Mozambique: Most banks have high levels of non-performing loans
File photo: Lusa
According to central bank figures, credit to the Mozambican economy grew again in November, to 290,973 million meticais (€4,422 million), a new record.
A statistical report by the central bank shows growth of 0.5% compared to October, surpassing the peak of almost 289,478 million meticais (€4,399 million) in September.
Credit to individuals continues to lead, accelerating again in November to 98,234 million meticais (€1,492 million euros), after consecutive monthly highs.
Next comes the transport and communications sector, where total credit granted by banks fell slightly again, to 24.827 billion meticais (€377 million); trade, with almost 24.623 billion meticais (€374.2 million); and the manufacturing industry, which fell to 24.220 billion meticais (€368 million).
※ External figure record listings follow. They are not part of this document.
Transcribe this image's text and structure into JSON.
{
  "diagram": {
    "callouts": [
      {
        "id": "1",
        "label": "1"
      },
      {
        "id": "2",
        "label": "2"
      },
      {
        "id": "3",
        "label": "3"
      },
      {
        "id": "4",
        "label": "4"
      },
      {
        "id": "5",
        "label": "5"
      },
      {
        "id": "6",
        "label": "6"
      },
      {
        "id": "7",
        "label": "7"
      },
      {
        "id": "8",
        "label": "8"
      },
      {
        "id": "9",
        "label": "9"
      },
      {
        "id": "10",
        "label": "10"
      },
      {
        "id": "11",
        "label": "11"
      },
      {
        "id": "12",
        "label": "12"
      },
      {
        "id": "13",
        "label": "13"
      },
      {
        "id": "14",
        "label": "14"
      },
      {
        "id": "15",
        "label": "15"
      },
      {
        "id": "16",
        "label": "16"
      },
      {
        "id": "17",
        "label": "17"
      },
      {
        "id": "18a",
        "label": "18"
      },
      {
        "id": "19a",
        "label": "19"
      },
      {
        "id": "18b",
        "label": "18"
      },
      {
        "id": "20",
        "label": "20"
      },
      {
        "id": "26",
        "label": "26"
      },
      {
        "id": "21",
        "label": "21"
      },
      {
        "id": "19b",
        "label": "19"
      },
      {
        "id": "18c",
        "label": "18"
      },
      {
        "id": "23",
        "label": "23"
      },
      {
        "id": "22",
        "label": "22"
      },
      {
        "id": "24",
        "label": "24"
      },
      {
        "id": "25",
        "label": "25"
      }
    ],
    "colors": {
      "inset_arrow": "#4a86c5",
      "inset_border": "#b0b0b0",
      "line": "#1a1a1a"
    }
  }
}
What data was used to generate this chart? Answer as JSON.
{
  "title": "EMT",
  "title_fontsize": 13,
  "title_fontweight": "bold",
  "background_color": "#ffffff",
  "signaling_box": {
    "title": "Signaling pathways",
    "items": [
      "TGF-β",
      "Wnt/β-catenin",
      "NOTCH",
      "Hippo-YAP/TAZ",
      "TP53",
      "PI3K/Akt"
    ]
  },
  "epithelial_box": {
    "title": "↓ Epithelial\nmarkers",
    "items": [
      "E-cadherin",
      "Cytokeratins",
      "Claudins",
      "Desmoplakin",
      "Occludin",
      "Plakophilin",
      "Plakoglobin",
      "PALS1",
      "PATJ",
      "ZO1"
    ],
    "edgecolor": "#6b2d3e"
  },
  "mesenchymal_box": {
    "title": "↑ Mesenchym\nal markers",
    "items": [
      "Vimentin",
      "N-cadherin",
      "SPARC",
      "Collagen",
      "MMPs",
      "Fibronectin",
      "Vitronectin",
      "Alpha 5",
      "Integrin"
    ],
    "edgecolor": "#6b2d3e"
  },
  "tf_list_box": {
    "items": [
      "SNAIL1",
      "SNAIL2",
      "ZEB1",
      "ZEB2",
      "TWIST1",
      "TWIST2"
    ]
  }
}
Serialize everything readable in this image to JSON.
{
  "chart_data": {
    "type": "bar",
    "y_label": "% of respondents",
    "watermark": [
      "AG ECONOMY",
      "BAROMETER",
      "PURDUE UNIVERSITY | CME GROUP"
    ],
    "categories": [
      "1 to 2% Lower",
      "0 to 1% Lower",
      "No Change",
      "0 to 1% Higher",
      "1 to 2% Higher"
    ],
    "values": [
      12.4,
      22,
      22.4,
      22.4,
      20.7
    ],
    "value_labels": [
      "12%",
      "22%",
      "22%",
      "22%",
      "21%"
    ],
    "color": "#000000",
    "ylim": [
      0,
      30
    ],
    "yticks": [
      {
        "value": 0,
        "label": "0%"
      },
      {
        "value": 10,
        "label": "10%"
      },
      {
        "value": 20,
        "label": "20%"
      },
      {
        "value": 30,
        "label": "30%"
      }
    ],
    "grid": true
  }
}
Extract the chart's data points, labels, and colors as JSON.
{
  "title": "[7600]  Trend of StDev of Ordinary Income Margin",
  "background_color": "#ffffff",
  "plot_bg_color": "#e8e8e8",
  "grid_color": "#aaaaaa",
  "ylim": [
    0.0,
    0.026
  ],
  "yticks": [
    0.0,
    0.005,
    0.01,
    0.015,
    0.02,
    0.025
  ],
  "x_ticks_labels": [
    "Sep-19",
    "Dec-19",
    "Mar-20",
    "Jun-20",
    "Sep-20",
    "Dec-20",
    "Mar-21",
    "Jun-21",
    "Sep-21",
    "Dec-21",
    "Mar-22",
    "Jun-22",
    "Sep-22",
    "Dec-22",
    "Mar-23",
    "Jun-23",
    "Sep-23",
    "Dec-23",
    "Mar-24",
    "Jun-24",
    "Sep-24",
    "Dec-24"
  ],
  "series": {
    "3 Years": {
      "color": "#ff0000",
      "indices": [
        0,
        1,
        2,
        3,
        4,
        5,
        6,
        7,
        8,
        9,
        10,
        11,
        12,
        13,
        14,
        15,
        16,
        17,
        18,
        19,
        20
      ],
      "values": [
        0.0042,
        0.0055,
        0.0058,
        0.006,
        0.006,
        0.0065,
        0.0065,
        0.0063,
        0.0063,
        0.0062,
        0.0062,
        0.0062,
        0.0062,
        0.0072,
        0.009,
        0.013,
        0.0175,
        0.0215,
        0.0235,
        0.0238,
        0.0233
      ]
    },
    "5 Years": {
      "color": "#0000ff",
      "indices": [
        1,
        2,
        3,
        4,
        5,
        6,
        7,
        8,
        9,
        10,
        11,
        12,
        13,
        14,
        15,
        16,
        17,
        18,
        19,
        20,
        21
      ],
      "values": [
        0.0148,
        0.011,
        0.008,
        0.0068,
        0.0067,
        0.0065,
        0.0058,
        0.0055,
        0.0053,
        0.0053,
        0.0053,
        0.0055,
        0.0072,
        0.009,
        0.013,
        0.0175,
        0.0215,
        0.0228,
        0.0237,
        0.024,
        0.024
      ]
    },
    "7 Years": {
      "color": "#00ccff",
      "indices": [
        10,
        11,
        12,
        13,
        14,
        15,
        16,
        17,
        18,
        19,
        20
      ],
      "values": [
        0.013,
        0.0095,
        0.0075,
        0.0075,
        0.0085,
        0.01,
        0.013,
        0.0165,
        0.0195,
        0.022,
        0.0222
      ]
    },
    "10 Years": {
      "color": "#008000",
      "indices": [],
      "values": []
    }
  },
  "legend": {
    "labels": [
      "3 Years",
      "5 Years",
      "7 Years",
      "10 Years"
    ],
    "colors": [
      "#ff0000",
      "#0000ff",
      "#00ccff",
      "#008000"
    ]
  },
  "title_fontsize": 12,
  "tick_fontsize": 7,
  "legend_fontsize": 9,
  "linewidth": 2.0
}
The reference interest rate for credit in Mozambique fell by a further 0.7 percentage points in January, to 19%, its fourth consecutive monthly fall, the Mozambican Banking Association (AMB) had announced at the beginning of the month.
The rate, known as the prime rate, reached a peak of 24.1% in July 2023, a value that remained unchanged for six consecutive months, having started to fall from March 2024.
The fluctuations in the prime rate are associated with the monetary policy interest rate (MIMO rate, which influences the formula for calculating the prime rate) set by the central bank to control inflation.
The Monetary Policy Committee (CPMO) of the Bank of Mozambique announced at the end of November a further reduction in the MIMO rate from 13.5%, in force since the end of September, to 12.75%.
“This decision is supported by the continued consolidation of the single-digit inflation outlook in the medium term, despite the uncertainties regarding the duration of the post-election tension and its impact on the prices of goods and services,” read a statement from the Bank of Mozambique released after the bi-monthly CPMO meeting.
The key interest rate has been fixed at 17.25% since September 2022, following the intervention of the central bank, which then began consecutive cuts from 31 January 2024
The next meeting of the central bank’s Monetary Policy Committee is scheduled for 27 January.